Tak jak każdy w swoim domu je, pije, sypia, po prostu mieszka. Problem jednak w tym, że domem pana Eugeniusza Pawlika stał się przystanek autobusowy przy ulicy Mickiewicza. Bezdomnym w takich sytuacjach zwykle pomaga MOPS i policja. Tu jednak sytuacja jest bardziej skomplikowana: mężczyzna czeka aż w grudniu otwarta zostanie noclegownia. Do tego czasu nie chce żadnej pomocy.
O bezdomnym, który od przeszło tygodnia mieszka na przystanku, poinformował nas jeden z mieszkańców ulicy Mickiewicza.
– Wcześniej pomieszkiwał na jednej z klatek, ale przez brzydki zapach, ludzie zwyczajnie go przegonili, więc przeniósł się na przystanek. Sypia tam dzień i noc. A co jeśli przyjdą mrozy? Człowiek ma zamarznąć, bo nie ma gdzie pójść? – pyta lubinianin.
Pan Eugeniusz mówi wprost, że nie ma się gdzie podziać. – To jest niedorzeczność, żeby mnie, emerytowanemu kierowcy, dzisiaj w naszym kraju nie było gdzie się przespać – skarży się Eugeniusz Pawlik.
MOPS bezradnie rozkłada ręce. – Pan Pawlik nie chce korzystać z naszej pomocy, proponowaliśmy schronisko w Żukowicach, ale za każdym razem odmawiał – tłumaczy Danuta Dziadowicz, pracownik socjalny MOPS.
Bez zgody bezdomnego pomóc nie może też policja. – Kiedy na dworze robi się zimniej, organizujemy wiele akcji, by pomóc bezdomnym. W tej sytuacji, bez zgody pana Eugeniusza, nie możemy jednak nic zrobić – mówi Jan Pociecha, oficer prasowy lubińskiej policji.
Pomóc postanowili za to mieszkańcy ulicy Mickiewicza. Choć wielu z nich jest oburzonych stałą obecnością bezdomnego na przystanku, i tak jak pan Łukasz mówią wprost, że przeszkadza im brzydki zapach, który rozchodzi się wokół bezdomnego, znaleźli się i tacy, którzy przynoszą mu herbatę i kanapki.

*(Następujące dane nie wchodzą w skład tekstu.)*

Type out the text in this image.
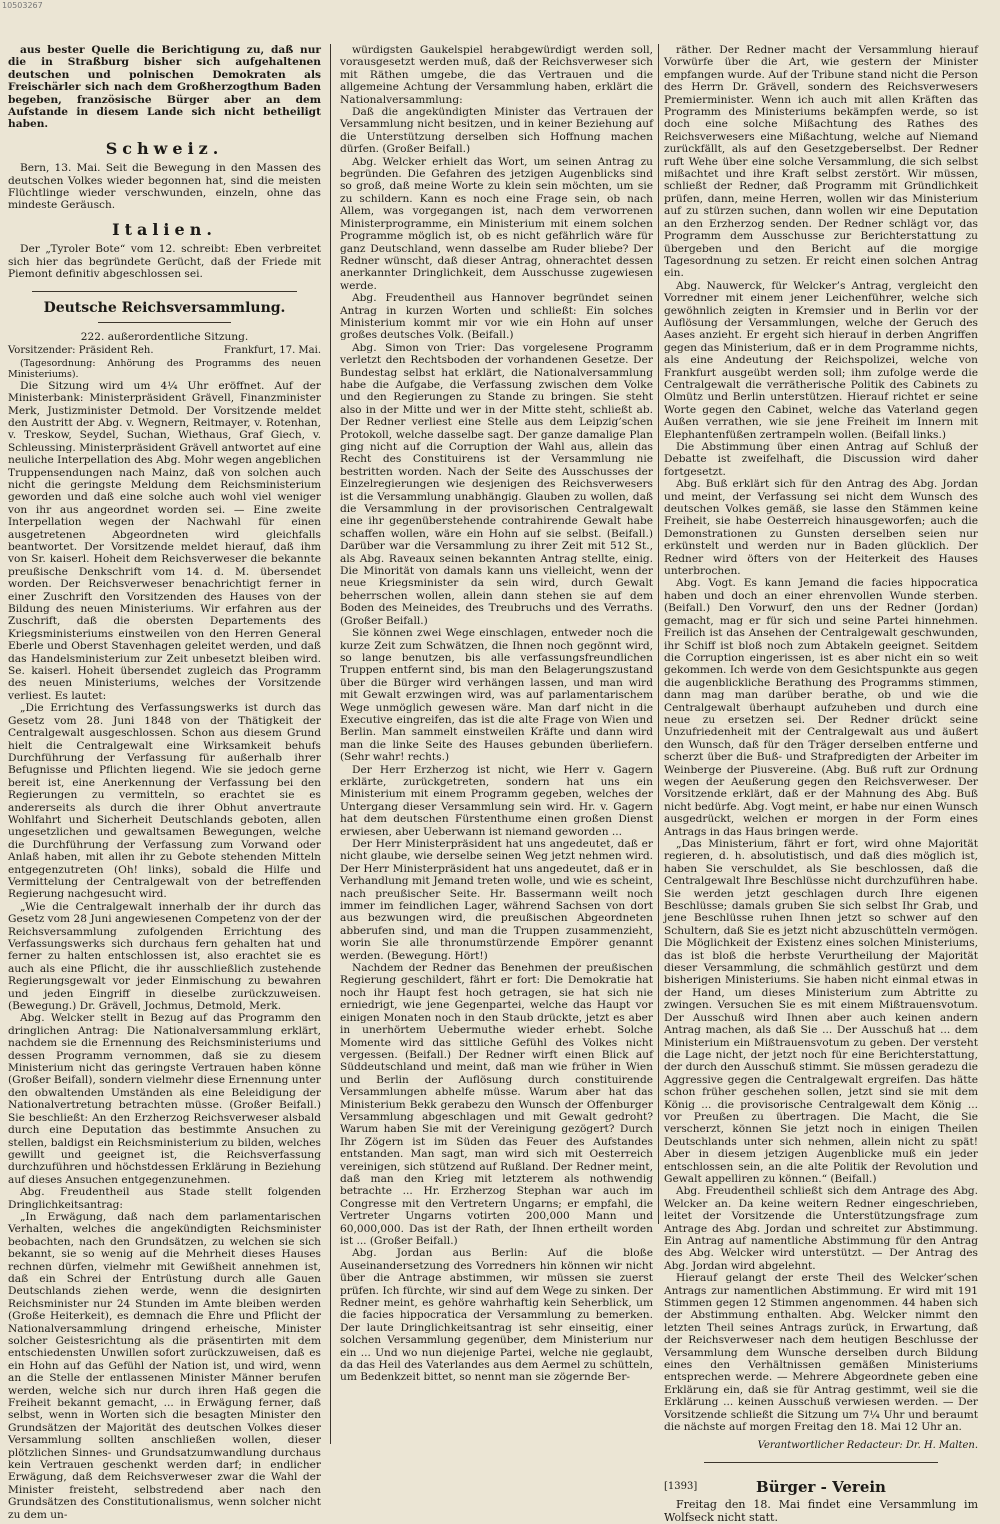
10503267

aus bester Quelle die Berichtigung zu, daß nur die in Straßburg bisher sich aufgehaltenen deutschen und polnischen Demokraten als Freischärler sich nach dem Großherzogthum Baden begeben, französische Bürger aber an dem Aufstande in diesem Lande sich nicht betheiligt haben.

Schweiz.

Bern, 13. Mai. Seit die Bewegung in den Massen des deutschen Volkes wieder begonnen hat, sind die meisten Flüchtlinge wieder verschwunden, einzeln, ohne das mindeste Geräusch.

Italien.

Der „Tyroler Bote“ vom 12. schreibt: Eben verbreitet sich hier das begründete Gerücht, daß der Friede mit Piemont definitiv abgeschlossen sei.

Deutsche Reichsversammlung.
222. außerordentliche Sitzung.
Vorsitzender: Präsident Reh.	Frankfurt, 17. Mai.

(Tagesordnung: Anhörung des Programms des neuen Ministeriums).

Die Sitzung wird um 4¼ Uhr eröffnet. Auf der Ministerbank: Ministerpräsident Grävell, Finanzminister Merk, Justizminister Detmold. Der Vorsitzende meldet den Austritt der Abg. v. Wegnern, Reitmayer, v. Rotenhan, v. Treskow, Seydel, Suchan, Wiethaus, Graf Giech, v. Schleussing. Ministerpräsident Grävell antwortet auf eine neuliche Interpellation des Abg. Mohr wegen angeblichen Truppensendungen nach Mainz, daß von solchen auch nicht die geringste Meldung dem Reichsministerium geworden und daß eine solche auch wohl viel weniger von ihr aus angeordnet worden sei. — Eine zweite Interpellation wegen der Nachwahl für einen ausgetretenen Abgeordneten wird gleichfalls beantwortet. Der Vorsitzende meldet hierauf, daß ihm von Sr. kaiserl. Hoheit dem Reichsverweser die bekannte preußische Denkschrift vom 14. d. M. übersendet worden. Der Reichsverweser benachrichtigt ferner in einer Zuschrift den Vorsitzenden des Hauses von der Bildung des neuen Ministeriums. Wir erfahren aus der Zuschrift, daß die obersten Departements des Kriegsministeriums einstweilen von den Herren General Eberle und Oberst Stavenhagen geleitet werden, und daß das Handelsministerium zur Zeit unbesetzt bleiben wird. Se. kaiserl. Hoheit übersendet zugleich das Programm des neuen Ministeriums, welches der Vorsitzende verliest. Es lautet:

„Die Errichtung des Verfassungswerks ist durch das Gesetz vom 28. Juni 1848 von der Thätigkeit der Centralgewalt ausgeschlossen. Schon aus diesem Grund hielt die Centralgewalt eine Wirksamkeit behufs Durchführung der Verfassung für außerhalb ihrer Befugnisse und Pflichten liegend. Wie sie jedoch gerne bereit ist, eine Anerkennung der Verfassung bei den Regierungen zu vermitteln, so erachtet sie es andererseits als durch die ihrer Obhut anvertraute Wohlfahrt und Sicherheit Deutschlands geboten, allen ungesetzlichen und gewaltsamen Bewegungen, welche die Durchführung der Verfassung zum Vorwand oder Anlaß haben, mit allen ihr zu Gebote stehenden Mitteln entgegenzutreten (Oh! links), sobald die Hilfe und Vermittelung der Centralgewalt von der betreffenden Regierung nachgesucht wird.

„Wie die Centralgewalt innerhalb der ihr durch das Gesetz vom 28 Juni angewiesenen Competenz von der der Reichsversammlung zufolgenden Errichtung des Verfassungswerks sich durchaus fern gehalten hat und ferner zu halten entschlossen ist, also erachtet sie es auch als eine Pflicht, die ihr ausschließlich zustehende Regierungsgewalt vor jeder Einmischung zu bewahren und jeden Eingriff in dieselbe zurückzuweisen. (Bewegung.) Dr. Grävell, Jochmus, Detmold, Merk.

Abg. Welcker stellt in Bezug auf das Programm den dringlichen Antrag: Die Nationalversammlung erklärt, nachdem sie die Ernennung des Reichsministeriums und dessen Programm vernommen, daß sie zu diesem Ministerium nicht das geringste Vertrauen haben könne (Großer Beifall), sondern vielmehr diese Ernennung unter den obwaltenden Umständen als eine Beleidigung der Nationalvertretung betrachten müsse. (Großer Beifall.) Sie beschließt: An den Erzherzog Reichsverweser alsbald durch eine Deputation das bestimmte Ansuchen zu stellen, baldigst ein Reichsministerium zu bilden, welches gewillt und geeignet ist, die Reichsverfassung durchzuführen und höchstdessen Erklärung in Beziehung auf dieses Ansuchen entgegenzunehmen.

Abg. Freudentheil aus Stade stellt folgenden Dringlichkeitsantrag:

„In Erwägung, daß nach dem parlamentarischen Verhalten, welches die angekündigten Reichsminister beobachten, nach den Grundsätzen, zu welchen sie sich bekannt, sie so wenig auf die Mehrheit dieses Hauses rechnen dürfen, vielmehr mit Gewißheit annehmen ist, daß ein Schrei der Entrüstung durch alle Gauen Deutschlands ziehen werde, wenn die designirten Reichsminister nur 24 Stunden im Amte bleiben werden (Große Heiterkeit), es demnach die Ehre und Pflicht der Nationalversammlung dringend erheische, Minister solcher Geistesrichtung als die präsentirten mit dem entschiedensten Unwillen sofort zurückzuweisen, daß es ein Hohn auf das Gefühl der Nation ist, und wird, wenn an die Stelle der entlassenen Minister Männer berufen werden, welche sich nur durch ihren Haß gegen die Freiheit bekannt gemacht, ... in Erwägung ferner, daß selbst, wenn in Worten sich die besagten Minister den Grundsätzen der Majorität des deutschen Volkes dieser Versammlung sollten anschließen wollen, dieser plötzlichen Sinnes- und Grundsatzumwandlung durchaus kein Vertrauen geschenkt werden darf; in endlicher Erwägung, daß dem Reichsverweser zwar die Wahl der Minister freisteht, selbstredend aber nach den Grundsätzen des Constitutionalismus, wenn solcher nicht zu dem un-

würdigsten Gaukelspiel herabgewürdigt werden soll, vorausgesetzt werden muß, daß der Reichsverweser sich mit Räthen umgebe, die das Vertrauen und die allgemeine Achtung der Versammlung haben, erklärt die Nationalversammlung:

Daß die angekündigten Minister das Vertrauen der Versammlung nicht besitzen, und in keiner Beziehung auf die Unterstützung derselben sich Hoffnung machen dürfen. (Großer Beifall.)

Abg. Welcker erhielt das Wort, um seinen Antrag zu begründen. Die Gefahren des jetzigen Augenblicks sind so groß, daß meine Worte zu klein sein möchten, um sie zu schildern. Kann es noch eine Frage sein, ob nach Allem, was vorgegangen ist, nach dem verworrenen Ministerprogramme, ein Ministerium mit einem solchen Programme möglich ist, ob es nicht gefährlich wäre für ganz Deutschland, wenn dasselbe am Ruder bliebe? Der Redner wünscht, daß dieser Antrag, ohnerachtet dessen anerkannter Dringlichkeit, dem Ausschusse zugewiesen werde.

Abg. Freudentheil aus Hannover begründet seinen Antrag in kurzen Worten und schließt: Ein solches Ministerium kommt mir vor wie ein Hohn auf unser großes deutsches Volk. (Beifall.)

Abg. Simon von Trier: Das vorgelesene Programm verletzt den Rechtsboden der vorhandenen Gesetze. Der Bundestag selbst hat erklärt, die Nationalversammlung habe die Aufgabe, die Verfassung zwischen dem Volke und den Regierungen zu Stande zu bringen. Sie steht also in der Mitte und wer in der Mitte steht, schließt ab. Der Redner verliest eine Stelle aus dem Leipzig’schen Protokoll, welche dasselbe sagt. Der ganze damalige Plan ging nicht auf die Corruption der Wahl aus, allein das Recht des Constituirens ist der Versammlung nie bestritten worden. Nach der Seite des Ausschusses der Einzelregierungen wie desjenigen des Reichsverwesers ist die Versammlung unabhängig. Glauben zu wollen, daß die Versammlung in der provisorischen Centralgewalt eine ihr gegenüberstehende contrahirende Gewalt habe schaffen wollen, wäre ein Hohn auf sie selbst. (Beifall.) Darüber war die Versammlung zu ihrer Zeit mit 512 St., als Abg. Raveaux seinen bekannten Antrag stellte, einig. Die Minorität von damals kann uns vielleicht, wenn der neue Kriegsminister da sein wird, durch Gewalt beherrschen wollen, allein dann stehen sie auf dem Boden des Meineides, des Treubruchs und des Verraths. (Großer Beifall.)

Sie können zwei Wege einschlagen, entweder noch die kurze Zeit zum Schwätzen, die Ihnen noch gegönnt wird, so lange benutzen, bis alle verfassungsfreundlichen Truppen entfernt sind, bis man den Belagerungszustand über die Bürger wird verhängen lassen, und man wird mit Gewalt erzwingen wird, was auf parlamentarischem Wege unmöglich gewesen wäre. Man darf nicht in die Executive eingreifen, das ist die alte Frage von Wien und Berlin. Man sammelt einstweilen Kräfte und dann wird man die linke Seite des Hauses gebunden überliefern. (Sehr wahr! rechts.)

Der Herr Erzherzog ist nicht, wie Herr v. Gagern erklärte, zurückgetreten, sondern hat uns ein Ministerium mit einem Programm gegeben, welches der Untergang dieser Versammlung sein wird. Hr. v. Gagern hat dem deutschen Fürstenthume einen großen Dienst erwiesen, aber Ueberwann ist niemand geworden ...

Der Herr Ministerpräsident hat uns angedeutet, daß er nicht glaube, wie derselbe seinen Weg jetzt nehmen wird. Der Herr Ministerpräsident hat uns angedeutet, daß er in Verhandlung mit Jemand treten wolle, und wie es scheint, nach preußischer Seite. Hr. Bassermann weilt noch immer im feindlichen Lager, während Sachsen von dort aus bezwungen wird, die preußischen Abgeordneten abberufen sind, und man die Truppen zusammenzieht, worin Sie alle thronumstürzende Empörer genannt werden. (Bewegung. Hört!)

Nachdem der Redner das Benehmen der preußischen Regierung geschildert, fährt er fort: Die Demokratie hat noch ihr Haupt fest hoch getragen, sie hat sich nie erniedrigt, wie jene Gegenpartei, welche das Haupt vor einigen Monaten noch in den Staub drückte, jetzt es aber in unerhörtem Uebermuthe wieder erhebt. Solche Momente wird das sittliche Gefühl des Volkes nicht vergessen. (Beifall.) Der Redner wirft einen Blick auf Süddeutschland und meint, daß man wie früher in Wien und Berlin der Auflösung durch constituirende Versammlungen abhelfe müsse. Warum aber hat das Ministerium Bekk gerabezu den Wunsch der Offenburger Versammlung abgeschlagen und mit Gewalt gedroht? Warum haben Sie mit der Vereinigung gezögert? Durch Ihr Zögern ist im Süden das Feuer des Aufstandes entstanden. Man sagt, man wird sich mit Oesterreich vereinigen, sich stützend auf Rußland. Der Redner meint, daß man den Krieg mit letzterem als nothwendig betrachte ... Hr. Erzherzog Stephan war auch im Congresse mit den Vertretern Ungarns; er empfahl, die Vertreter Ungarns votirten 200,000 Mann und 60,000,000. Das ist der Rath, der Ihnen ertheilt worden ist ... (Großer Beifall.)

Abg. Jordan aus Berlin: Auf die bloße Auseinandersetzung des Vorredners hin können wir nicht über die Antrage abstimmen, wir müssen sie zuerst prüfen. Ich fürchte, wir sind auf dem Wege zu sinken. Der Redner meint, es gehöre wahrhaftig kein Seherblick, um die facies hippocratica der Versammlung zu bemerken. Der laute Dringlichkeitsantrag ist sehr einseitig, einer solchen Versammlung gegenüber, dem Ministerium nur ein ... Und wo nun diejenige Partei, welche nie geglaubt, da das Heil des Vaterlandes aus dem Aermel zu schütteln, um Bedenkzeit bittet, so nennt man sie zögernde Ber-

räther. Der Redner macht der Versammlung hierauf Vorwürfe über die Art, wie gestern der Minister empfangen wurde. Auf der Tribune stand nicht die Person des Herrn Dr. Grävell, sondern des Reichsverwesers Premierminister. Wenn ich auch mit allen Kräften das Programm des Ministeriums bekämpfen werde, so ist doch eine solche Mißachtung des Rathes des Reichsverwesers eine Mißachtung, welche auf Niemand zurückfällt, als auf den Gesetzgeberselbst. Der Redner ruft Wehe über eine solche Versammlung, die sich selbst mißachtet und ihre Kraft selbst zerstört. Wir müssen, schließt der Redner, daß Programm mit Gründlichkeit prüfen, dann, meine Herren, wollen wir das Ministerium auf zu stürzen suchen, dann wollen wir eine Deputation an den Erzherzog senden. Der Redner schlägt vor, das Programm dem Ausschusse zur Berichterstattung zu übergeben und den Bericht auf die morgige Tagesordnung zu setzen. Er reicht einen solchen Antrag ein.

Abg. Nauwerck, für Welcker’s Antrag, vergleicht den Vorredner mit einem jener Leichenführer, welche sich gewöhnlich zeigten in Kremsier und in Berlin vor der Auflösung der Versammlungen, welche der Geruch des Aases anzieht. Er ergeht sich hierauf in derben Angriffen gegen das Ministerium, daß er in dem Programme nichts, als eine Andeutung der Reichspolizei, welche von Frankfurt ausgeübt werden soll; ihm zufolge werde die Centralgewalt die verrätherische Politik des Cabinets zu Olmütz und Berlin unterstützen. Hierauf richtet er seine Worte gegen den Cabinet, welche das Vaterland gegen Außen verrathen, wie sie jene Freiheit im Innern mit Elephantenfüßen zertrampeln wollen. (Beifall links.)

Die Abstimmung über einen Antrag auf Schluß der Debatte ist zweifelhaft, die Discussion wird daher fortgesetzt.

Abg. Buß erklärt sich für den Antrag des Abg. Jordan und meint, der Verfassung sei nicht dem Wunsch des deutschen Volkes gemäß, sie lasse den Stämmen keine Freiheit, sie habe Oesterreich hinausgeworfen; auch die Demonstrationen zu Gunsten derselben seien nur erkünstelt und werden nur in Baden glücklich. Der Redner wird öfters von der Heiterkeit des Hauses unterbrochen.

Abg. Vogt. Es kann Jemand die facies hippocratica haben und doch an einer ehrenvollen Wunde sterben. (Beifall.) Den Vorwurf, den uns der Redner (Jordan) gemacht, mag er für sich und seine Partei hinnehmen. Freilich ist das Ansehen der Centralgewalt geschwunden, ihr Schiff ist bloß noch zum Abtakeln geeignet. Seitdem die Corruption eingerissen, ist es aber nicht ein so weit gekommen. Ich werde von dem Gesichtspunkte aus gegen die augenblickliche Berathung des Programms stimmen, dann mag man darüber berathe, ob und wie die Centralgewalt überhaupt aufzuheben und durch eine neue zu ersetzen sei. Der Redner drückt seine Unzufriedenheit mit der Centralgewalt aus und äußert den Wunsch, daß für den Träger derselben entferne und scherzt über die Buß- und Strafpredigten der Arbeiter im Weinberge der Piusvereine. (Abg. Buß ruft zur Ordnung wegen der Aeußerung gegen den Reichsverweser. Der Vorsitzende erklärt, daß er der Mahnung des Abg. Buß nicht bedürfe. Abg. Vogt meint, er habe nur einen Wunsch ausgedrückt, welchen er morgen in der Form eines Antrags in das Haus bringen werde.

„Das Ministerium, fährt er fort, wird ohne Majorität regieren, d. h. absolutistisch, und daß dies möglich ist, haben Sie verschuldet, als Sie beschlossen, daß die Centralgewalt Ihre Beschlüsse nicht durchzuführen habe. Sie werden jetzt geschlagen durch Ihre eigenen Beschlüsse; damals gruben Sie sich selbst Ihr Grab, und jene Beschlüsse ruhen Ihnen jetzt so schwer auf den Schultern, daß Sie es jetzt nicht abzuschütteln vermögen. Die Möglichkeit der Existenz eines solchen Ministeriums, das ist bloß die herbste Verurtheilung der Majorität dieser Versammlung, die schmählich gestürzt und dem bisherigen Ministeriums. Sie haben nicht einmal etwas in der Hand, um dieses Ministerium zum Abtritte zu zwingen. Versuchen Sie es mit einem Mißtrauensvotum. Der Ausschuß wird Ihnen aber auch keinen andern Antrag machen, als daß Sie ... Der Ausschuß hat ... dem Ministerium ein Mißtrauensvotum zu geben. Der versteht die Lage nicht, der jetzt noch für eine Berichterstattung, der durch den Ausschuß stimmt. Sie müssen geradezu die Aggressive gegen die Centralgewalt ergreifen. Das hätte schon früher geschehen sollen, jetzt sind sie mit dem König ... die provisorische Centralgewalt dem König ... vor Preußen zu übertragen. Die Macht, die Sie verscherzt, können Sie jetzt noch in einigen Theilen Deutschlands unter sich nehmen, allein nicht zu spät! Aber in diesem jetzigen Augenblicke muß ein jeder entschlossen sein, an die alte Politik der Revolution und Gewalt appelliren zu können.“ (Beifall.)

Abg. Freudentheil schließt sich dem Antrage des Abg. Welcker an. Da keine weitern Redner eingeschrieben, leitet der Vorsitzende die Unterstützungsfrage zum Antrage des Abg. Jordan und schreitet zur Abstimmung. Ein Antrag auf namentliche Abstimmung für den Antrag des Abg. Welcker wird unterstützt. — Der Antrag des Abg. Jordan wird abgelehnt.

Hierauf gelangt der erste Theil des Welcker’schen Antrags zur namentlichen Abstimmung. Er wird mit 191 Stimmen gegen 12 Stimmen angenommen. 44 haben sich der Abstimmung enthalten. Abg. Welcker nimmt den letzten Theil seines Antrags zurück, in Erwartung, daß der Reichsverweser nach dem heutigen Beschlusse der Versammlung dem Wunsche derselben durch Bildung eines den Verhältnissen gemäßen Ministeriums entsprechen werde. — Mehrere Abgeordnete geben eine Erklärung ein, daß sie für Antrag gestimmt, weil sie die Erklärung ... keinen Ausschuß verwiesen werden. — Der Vorsitzende schließt die Sitzung um 7¼ Uhr und beraumt die nächste auf morgen Freitag den 18. Mai 12 Uhr an.

Verantwortlicher Redacteur: Dr. H. Malten.
[1393]	Bürger - Verein

Freitag den 18. Mai findet eine Versammlung im Wolfseck nicht statt.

Przykry zapach nie jest jednak wykroczeniem. Mężczyzna sypiając na przystanku nie popełnia przestępstwa. – Gdyby mieszkańcy donieśli o popełnionym wykroczeniu przez taką osobę, wtedy byłoby nam łatwiej ją zatrzymać, a tak możemy tylko starać się przekonać, by bezdomny skorzystał z pomocy MOPS-u – dodaje oficer prasowy lubińskiej policji.
Eugeniusz Pawlik mówi, że po Lubinie tułać się będzie do 15 grudnia. Wtedy bowiem zakończy się remont noclegowni, w której zamierza nocować. Pozostaje tylko mieć nadzieję, że pogoda będzie mu sprzyjać, bo nawet najmniejsze mrozy mogą się okazać śmiertelnie niebezpieczne.